Прямо в этот момент выстрел прошил сердце капитана Паркера. Бедняга, он оставил молодую жену и четырех детей. Я немедленно приказал, чтобы морские пехотинцы рассыпались и оттащили его вниз по холму к лекарям. Ни один из нашей партии, что была со мной на вершине холма, не ушел невредимым. Тем временем часть нашей группы пошла вокруг гребня холма, но была встречена большим отрядом русских, и последние, зная местность, щелкали наших, словно воробьев. Тут я встретил французского офицера и двух наших, и мы подумали, что будет лучше отступить к подножию холма, построить людей на открытом месте и затем пробовать войти в город через батарею "лощины" ("F" на эскизе). Когда я попытался спуститься
по холму, я обнаружил, что весь мой левый бок болит так сильно, что я едва могу двигаться, и что левая рука онемела. Если б не молодой мичман-француз и наш офицер морской пехоты Моулд, быть бы мне в плену - это уж точно. Первый лейтенант с "L'Eurydice" был застрелен сразу тремя пулями, когда спускался по холму. Люди были весьма растеряны, очень многие падали, так что кэптен счел благоразумным скомандовать отступление. Как только мы пошли к шлюпкам, русские снова начали стрелять по нам, но мы ответили огнем с вельботов. Мы сумели построить примерно сорок или пятьдесят человек позади батареи рыбного склада и хоть немного прикрыли обратную погрузку десанта, но сами были, как на ладони, и пули сыпались на шлюпки градом. Трое человек были застрелены в шлюпке, на которой уходил я, и которая отчалила от пляжа последней.Пятеро молодых были на берегу в роли "помощников" и я счастлив сказать, что все они остались невредимы. Юный Джонни Керклэнд был расписан в носовом погребе, к своему возмущению, но был замечен, как мне сказывают, несколько раз и на главной палубе; он - всеобщий любимчик и хороший воспитанный мальчик. Некоторые янки, очевидно, дрались вместе с русскими - один из наших людей пронзил своим штыком неприятеля, который выкрикнул на очень хорошем английском языке: "Ты! Прикончил меня!" Некоторые из русских не успели уйти с батареи рыбного склада, и трое из них были найдены под брезентом французом, который, вытаскивая их, сказал на ломаном английском: "Ага! Спим?" и, сказав так, ткнул одного штыком. Двое других вскочили и побежали, но были подстрелены. Говорят, что французы засунули всех троих в горящий рыбный склад, и что они там изжарились, но я не верю этому - если б я поймал их за таким варварским занятием, то прирезал бы своей собственной рукою.
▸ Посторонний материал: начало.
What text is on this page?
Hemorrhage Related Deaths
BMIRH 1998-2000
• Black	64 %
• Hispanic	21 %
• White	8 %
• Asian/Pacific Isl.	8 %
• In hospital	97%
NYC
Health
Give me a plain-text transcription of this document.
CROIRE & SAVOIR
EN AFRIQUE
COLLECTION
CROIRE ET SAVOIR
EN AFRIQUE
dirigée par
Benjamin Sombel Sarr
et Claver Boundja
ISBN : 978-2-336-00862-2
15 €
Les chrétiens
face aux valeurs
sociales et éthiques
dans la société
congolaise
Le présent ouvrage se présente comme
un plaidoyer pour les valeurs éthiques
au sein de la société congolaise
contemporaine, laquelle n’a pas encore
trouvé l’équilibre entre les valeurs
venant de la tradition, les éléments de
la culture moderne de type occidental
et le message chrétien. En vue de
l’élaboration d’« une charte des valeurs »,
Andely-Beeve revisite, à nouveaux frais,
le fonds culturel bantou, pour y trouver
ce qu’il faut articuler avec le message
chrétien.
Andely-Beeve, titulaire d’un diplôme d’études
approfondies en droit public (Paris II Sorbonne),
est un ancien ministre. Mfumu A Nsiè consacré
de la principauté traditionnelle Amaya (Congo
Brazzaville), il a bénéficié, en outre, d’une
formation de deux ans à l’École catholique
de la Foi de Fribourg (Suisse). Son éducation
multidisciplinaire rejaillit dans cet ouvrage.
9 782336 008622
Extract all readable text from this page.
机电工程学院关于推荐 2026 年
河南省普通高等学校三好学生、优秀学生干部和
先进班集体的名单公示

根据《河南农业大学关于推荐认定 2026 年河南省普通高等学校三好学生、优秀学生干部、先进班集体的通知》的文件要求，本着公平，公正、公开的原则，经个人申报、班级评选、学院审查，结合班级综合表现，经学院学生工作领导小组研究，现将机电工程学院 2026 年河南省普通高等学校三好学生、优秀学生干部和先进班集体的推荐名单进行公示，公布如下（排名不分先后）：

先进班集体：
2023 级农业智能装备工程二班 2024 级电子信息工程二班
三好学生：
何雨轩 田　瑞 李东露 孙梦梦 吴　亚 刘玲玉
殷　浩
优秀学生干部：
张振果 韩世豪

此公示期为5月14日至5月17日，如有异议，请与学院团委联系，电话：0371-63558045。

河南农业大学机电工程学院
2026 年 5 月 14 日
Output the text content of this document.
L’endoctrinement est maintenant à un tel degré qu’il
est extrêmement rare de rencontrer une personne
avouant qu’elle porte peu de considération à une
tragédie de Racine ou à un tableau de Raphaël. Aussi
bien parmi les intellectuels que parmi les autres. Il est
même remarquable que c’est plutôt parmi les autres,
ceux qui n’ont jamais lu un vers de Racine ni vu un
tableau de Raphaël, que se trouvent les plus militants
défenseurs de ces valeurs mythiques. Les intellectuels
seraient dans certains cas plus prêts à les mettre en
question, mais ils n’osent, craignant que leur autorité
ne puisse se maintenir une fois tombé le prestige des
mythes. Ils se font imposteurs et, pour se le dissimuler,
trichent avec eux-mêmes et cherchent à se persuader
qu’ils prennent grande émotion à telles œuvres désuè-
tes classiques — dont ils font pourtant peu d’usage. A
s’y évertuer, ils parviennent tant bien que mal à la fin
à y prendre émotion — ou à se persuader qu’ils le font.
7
Беднягу Паркера видели некоторые непосредственно перед тем, как я подошел к нему - он срубил русскому голову одним ударом кортика. Я знаю, его кортик был что бритва - как и мой, но я б не смог даже выстрелить в человека из револьвера.
Я надеюсь, что больше никогда не пойду на берег с "джеками" драться в кустах - предпочитаю честный открытый бой. В английской эскадре у нас было 107 убитых и раненых, у французов - 87, всего же 194. Немало, но на это всем было бы наплевать, если б мы взяли город.
Мы ушли из Петропавловска 9 сентября, и в это же утро захватили отличное большое судно и шхуну с грузом для города. Факт, что они там остались зависеть от зимы, поскольку мы сожгли всю их рыбу, и они замерзнут через месяц-другой. Мы теперь на пути к острову Ванкувер - за водой, а затем идем в Сан-Франциско.
Хотя мне сейчас довольно неплохо, я все же предпочел бы иметь одну из четырех пар нежных рук в Саллингтоне (мама и 3 сестры), а вместо них у меня здоровенный морской пехотинец! Однако он весьма заботлив, и все мои соплаватели очень ко мне внимательны. Ховарду левую руку разбило пулей, которая все еще сидит внутри. Сперва боялись, что ее придется отнять, но все обошлось. Морган был слегка ранен осколком бомбы, которая попала в один из портов, оторвав ноги двух беднягам, работающим у пушки, и ранив еще четверых. Другому парню осколком просто оторвало челюсть. Воистину, они говорили, что сцена внизу, в корабельном лазарете, была ужасна, но не было слышно никаких проклятий. Когда все закончилось, можете быть уверены, я не забывал благодарить Бога за Его великое милосердие в том, что Он сохранял меня в тот злополучный день.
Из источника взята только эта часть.